Oh wells.
Never thought things like that could've happened. Hmmm I feel like it hasn't hit me yet. Weeks ago I named the title of my post "I wanna know yet I don't". Yes until now I still have the same feeling in my heart except I've been exposed to the truth unexpectedly. I feel like my heart doesn't wanna register the truth yet.
I feel like all of these seem so surreal. I finally saw the person I haven't seen in like a week. That week felt like ages because I thought I wouldn't see that person till like school reopens. I felt sad that he was so bothered about someone else that I was so invisible. It's not his fault though because it's just me and my one sided feelings. I wanted to help him out in so many ways but what kind of a status am I to be so close and concerned? So that held me back. He can't even tell me the truth what else can I expect? He doesn't let me into his world. I'm being blocked out like nobody's business yet I'm still standing there like a block. Of course it irritates me that I'm such a big fat block -_- Since he's not doing anything, I'm just gonna be the saint here and get out of the picture. Sigh this sadness
My dream came true I guess?
"This morning, or maybe last night, I had a dream about that person just constantly ignoring my presence. It felt so horrible but I couldn't get out of that dream. There are only 2 endings to my dreams. 1st, its a prediction of what will happen in the coming future. Yes this sounds so stupid and you might think I'm mad but I always dream of the future. Mine's really strong and it really does come true. If my dream is realistic enough, it will happen in real life in just a matter of a few weeks. No I don't fucking want that god damn dream to come true I'll shoot myself. The 2nd ending to my dreams are.... hmmm it just doesn't come true l o l"
I posted this on the 19th Nov. I hate this. Last night was almost like how it happened in my dream. I should probably be thankful since my dream was actually at least 5 times worse.

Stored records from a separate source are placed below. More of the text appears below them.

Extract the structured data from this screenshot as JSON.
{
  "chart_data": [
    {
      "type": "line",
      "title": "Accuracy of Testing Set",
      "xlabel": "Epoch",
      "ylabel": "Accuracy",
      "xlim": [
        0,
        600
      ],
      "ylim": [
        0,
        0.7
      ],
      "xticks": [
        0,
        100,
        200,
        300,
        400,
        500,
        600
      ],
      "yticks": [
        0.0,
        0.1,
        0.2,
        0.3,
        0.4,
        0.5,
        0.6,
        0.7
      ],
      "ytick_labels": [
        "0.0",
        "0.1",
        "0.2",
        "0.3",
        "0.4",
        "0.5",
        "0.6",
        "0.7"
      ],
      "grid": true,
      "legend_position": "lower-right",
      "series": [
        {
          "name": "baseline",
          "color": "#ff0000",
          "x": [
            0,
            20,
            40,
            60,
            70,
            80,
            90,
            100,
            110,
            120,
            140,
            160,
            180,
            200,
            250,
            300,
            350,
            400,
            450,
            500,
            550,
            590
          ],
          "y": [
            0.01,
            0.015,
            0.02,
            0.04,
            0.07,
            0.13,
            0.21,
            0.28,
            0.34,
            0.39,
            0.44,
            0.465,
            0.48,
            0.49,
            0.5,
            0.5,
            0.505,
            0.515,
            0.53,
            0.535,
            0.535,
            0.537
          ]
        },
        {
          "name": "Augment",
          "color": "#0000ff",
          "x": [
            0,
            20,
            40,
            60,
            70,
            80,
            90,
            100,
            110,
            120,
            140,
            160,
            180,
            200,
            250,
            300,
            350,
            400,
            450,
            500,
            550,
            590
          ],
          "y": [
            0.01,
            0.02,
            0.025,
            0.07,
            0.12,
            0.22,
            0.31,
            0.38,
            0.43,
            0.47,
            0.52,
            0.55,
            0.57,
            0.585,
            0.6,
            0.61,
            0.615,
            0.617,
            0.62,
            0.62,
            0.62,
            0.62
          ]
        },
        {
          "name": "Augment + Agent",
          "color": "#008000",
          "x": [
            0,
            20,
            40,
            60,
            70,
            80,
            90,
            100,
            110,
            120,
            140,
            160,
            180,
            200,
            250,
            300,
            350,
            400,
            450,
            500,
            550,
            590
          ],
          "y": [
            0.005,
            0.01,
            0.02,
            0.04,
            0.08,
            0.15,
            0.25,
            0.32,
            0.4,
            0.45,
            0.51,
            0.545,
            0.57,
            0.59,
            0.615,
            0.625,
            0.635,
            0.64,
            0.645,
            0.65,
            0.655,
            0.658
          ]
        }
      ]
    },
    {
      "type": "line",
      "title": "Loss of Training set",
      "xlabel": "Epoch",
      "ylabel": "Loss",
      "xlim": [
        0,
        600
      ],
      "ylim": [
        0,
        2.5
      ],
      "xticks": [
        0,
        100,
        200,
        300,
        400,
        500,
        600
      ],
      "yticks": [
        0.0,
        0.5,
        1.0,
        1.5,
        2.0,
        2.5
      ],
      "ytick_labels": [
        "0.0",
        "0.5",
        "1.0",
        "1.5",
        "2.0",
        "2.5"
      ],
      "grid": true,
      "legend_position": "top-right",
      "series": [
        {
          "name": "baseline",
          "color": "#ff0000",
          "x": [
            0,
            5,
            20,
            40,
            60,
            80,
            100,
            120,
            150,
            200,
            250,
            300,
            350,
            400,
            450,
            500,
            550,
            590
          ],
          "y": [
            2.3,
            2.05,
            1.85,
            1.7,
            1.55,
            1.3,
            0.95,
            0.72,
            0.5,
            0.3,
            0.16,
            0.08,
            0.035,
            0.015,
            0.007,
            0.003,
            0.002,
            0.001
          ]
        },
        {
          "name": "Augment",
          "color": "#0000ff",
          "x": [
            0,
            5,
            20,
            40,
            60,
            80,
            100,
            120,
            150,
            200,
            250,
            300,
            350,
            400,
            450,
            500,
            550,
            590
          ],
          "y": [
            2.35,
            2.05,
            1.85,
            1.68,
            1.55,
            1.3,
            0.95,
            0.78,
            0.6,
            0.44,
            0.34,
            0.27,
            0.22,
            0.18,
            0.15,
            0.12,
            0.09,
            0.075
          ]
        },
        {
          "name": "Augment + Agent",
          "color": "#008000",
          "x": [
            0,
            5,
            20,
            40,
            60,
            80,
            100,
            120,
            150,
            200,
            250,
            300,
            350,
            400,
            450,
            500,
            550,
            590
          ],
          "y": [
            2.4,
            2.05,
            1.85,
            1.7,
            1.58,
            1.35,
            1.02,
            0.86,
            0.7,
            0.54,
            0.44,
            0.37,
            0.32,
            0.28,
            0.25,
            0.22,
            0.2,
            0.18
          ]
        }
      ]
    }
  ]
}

I feel like I have some sort of a curse put onto me. All my crushes never ever work out. Something is bound to happen. Like what kind of life do I lead?!!?!?!? So unlucky. I feel so disappointed in myself for liking someone. This is ridiculous I really think I'm still dreaming wtf. I have no courage to face such shit.
Seeing my friend cry so badly yesterday just made me thought of the exact scenario of what happened 5 years back. I too called up my closest friend and cried. Like a bitch, even though I was around so many people. I too was in front of the person whom was the cause of it all. I knew clearly how she felt but at that point of time I had no one beside me. While I was beside her, another friend of mine was beside me telling me that I should leave her alone because right now all she can think of is that matter and everything else is just invisible. Which is true. My heart ached so bad for her. This is the kind of shit love puts people through.
I still in a daze from yesterday, in all honesty. But I'm trying to make it seem like none of that ever happened. Obviously not working. Probably should've drank more. I never ever liked drowning my sorrows but yesterday was really a day I wish to forget.